FIG 2.

miR-451a promotes JEV/WNV-induced neuronal apoptosis. Following 24 h of transfection with miR-451a inhibitor (miR-451a-Inh)/miR-451a mimic (miR-451a-mim)/miR inhibitor-control (Inhibitor-Ct)/mimic-control (Mimic-Ct) as indicated in the figure, Neuro-2A (A) and SH-SY5Y (B) cells were infected with JEV for 48 h and WNV (C) for 48 h at MOI 3. Protein isolated from these samples was subjected to immunoblotting analysis for estimation of total- and cleaved-caspase-3 abundance. All the blots presented in the figure represent data from three independent experiments with similar results. ß-actin was used as a loading-control. Molecular weight of protein molecules in Kilodalton (kDa) has been stated beside the respective immunoblots.
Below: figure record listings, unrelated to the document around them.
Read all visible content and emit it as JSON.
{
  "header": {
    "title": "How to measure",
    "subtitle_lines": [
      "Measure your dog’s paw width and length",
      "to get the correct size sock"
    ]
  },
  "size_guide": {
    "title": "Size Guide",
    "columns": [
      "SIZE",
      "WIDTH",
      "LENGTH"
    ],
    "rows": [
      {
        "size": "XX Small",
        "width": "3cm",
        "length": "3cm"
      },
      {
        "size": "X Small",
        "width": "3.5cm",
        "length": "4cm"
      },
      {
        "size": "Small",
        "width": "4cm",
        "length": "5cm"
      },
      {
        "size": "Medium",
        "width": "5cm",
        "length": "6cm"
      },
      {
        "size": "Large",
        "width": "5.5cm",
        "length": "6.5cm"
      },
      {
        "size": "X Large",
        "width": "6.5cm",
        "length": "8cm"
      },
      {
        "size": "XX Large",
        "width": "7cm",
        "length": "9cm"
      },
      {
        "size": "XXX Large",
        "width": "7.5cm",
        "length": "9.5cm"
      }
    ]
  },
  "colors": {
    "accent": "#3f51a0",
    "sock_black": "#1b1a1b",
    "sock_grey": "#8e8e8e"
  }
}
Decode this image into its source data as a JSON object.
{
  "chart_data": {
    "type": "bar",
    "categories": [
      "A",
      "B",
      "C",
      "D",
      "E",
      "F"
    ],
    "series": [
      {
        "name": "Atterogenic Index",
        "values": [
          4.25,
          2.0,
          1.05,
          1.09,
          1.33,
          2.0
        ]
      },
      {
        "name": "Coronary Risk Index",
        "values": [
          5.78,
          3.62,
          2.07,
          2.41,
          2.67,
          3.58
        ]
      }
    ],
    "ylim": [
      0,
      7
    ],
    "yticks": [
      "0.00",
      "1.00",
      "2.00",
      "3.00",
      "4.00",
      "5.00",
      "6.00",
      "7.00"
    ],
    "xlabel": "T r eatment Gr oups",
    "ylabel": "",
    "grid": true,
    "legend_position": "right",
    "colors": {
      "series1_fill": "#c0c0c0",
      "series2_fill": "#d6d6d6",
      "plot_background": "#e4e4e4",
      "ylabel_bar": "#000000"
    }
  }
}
Densitometric analysis of immunoblots demonstrating effect of miR-451-a inhibitor/inhibitor-control/miR-451a mimic/mimic-control transfection in JEV-infected (48 h) Neuro-2A (A, bottom: ratio of cleaved-caspase-3 to total-caspase-3), JEV-infected SH-SY5Y (B, bottom: ratio of cleaved-caspase-3 to total-caspase-3) and WNV-infected Neuro-2A cells (C, bottom: ratio of cleaved-caspase-3 to total-caspase-3) upon cleaved-caspase-3 normalized to total-capase-3. JEV/WNV-infected Neuro-2A (D) and SH-SY5Y (E) cells transfected with miR-451a inhibitor/Inhibitor-Ct prior to infection were collected after indicated time period and stained using annexin-FITC and propidium iodide followed by analysis using BDFacs Verse for detection of proportion of apoptotic cells along with their quantitative estimation as bar graphs representing proportion of apoptotic cells (D, right and E, right). Bar graphs in the form of mean ± SD represent data from three independent experiments. *, P < 0.05, **, P < 0.01, by two-tailed Student’s t test.